On the earnings call, Home Depot's new CEO Craig Menear said sales growth from "high spend pro customers," which the company defines as those who spend more than $10,000 a year at the chain and represent 13% of its pro business, rose at "two-times" the company average in the quarter. It also marked the 11th quarter in a row sales from the high spend pro category advanced.
The contractor segment makes up about 35% of sales for Home Depot, compared to 25% for smaller rival Lowe's (LOW) .
Quicker growth in the average transaction value metric further suggests homeowners are opting for more expensive remodeling projects, such as kitchen upgrades and appliance purchases, given consistent home price appreciation.
The notion was hinted at by a Macy's (M) executive last week. "We also see positive factors in the economy, lower gas prices, lower unemployment and healthy financial markets," said Macy's Chief Financial Officer Karen Hoguet on an earnings call with analysts.
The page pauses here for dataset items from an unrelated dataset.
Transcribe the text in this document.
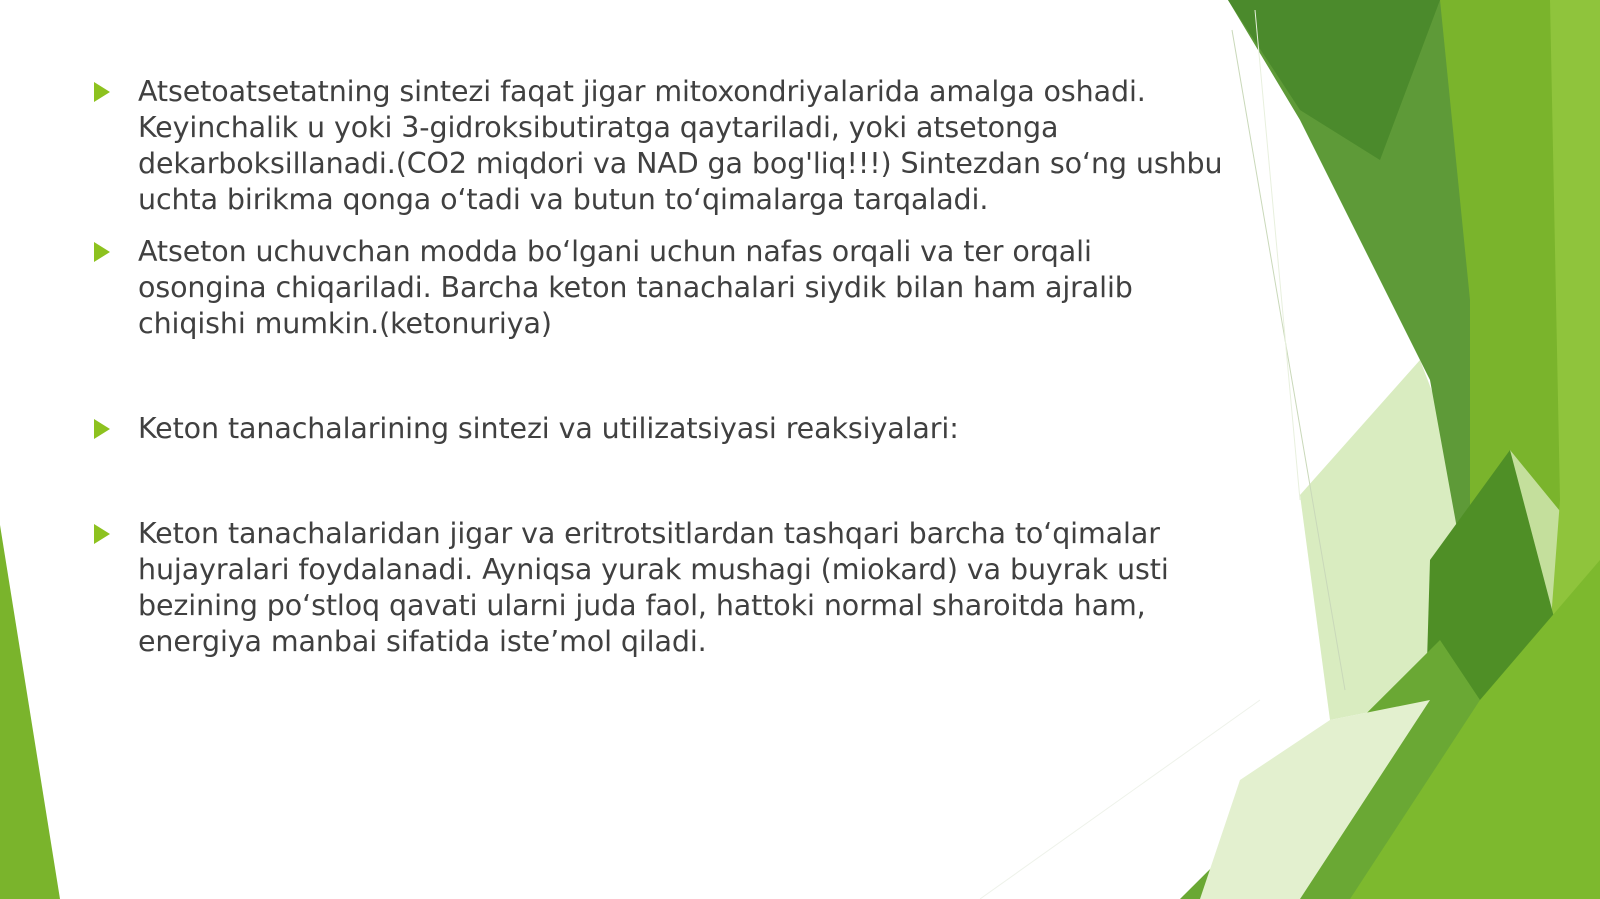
Atsetoatsetatning sintezi faqat jigar mitoxondriyalarida amalga oshadi.
Keyinchalik u yoki 3-gidroksibutiratga qaytariladi, yoki atsetonga
dekarboksillanadi.(CO2 miqdori va NAD ga bog'liq!!!) Sintezdan so‘ng ushbu
uchta birikma qonga o‘tadi va butun to‘qimalarga tarqaladi.
Atseton uchuvchan modda bo‘lgani uchun nafas orqali va ter orqali
osongina chiqariladi. Barcha keton tanachalari siydik bilan ham ajralib
chiqishi mumkin.(ketonuriya)
Keton tanachalarining sintezi va utilizatsiyasi reaksiyalari:
Keton tanachalaridan jigar va eritrotsitlardan tashqari barcha to‘qimalar
hujayralari foydalanadi. Ayniqsa yurak mushagi (miokard) va buyrak usti
bezining po‘stloq qavati ularni juda faol, hattoki normal sharoitda ham,
energiya manbai sifatida iste’mol qiladi.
She added, "We are, however, balancing these factors with the reality of the recent trend caused in part by customer spending more their disposable dollars on categories we don't sell like cars, health care, electronics and home improvement."
Demand on the part of do-it-yourself home remodelers has not let up in November for Home Depot. "I am impressed with sales in the first two weeks of November," said Chief Financial Officer Carol Tome on the earnings call.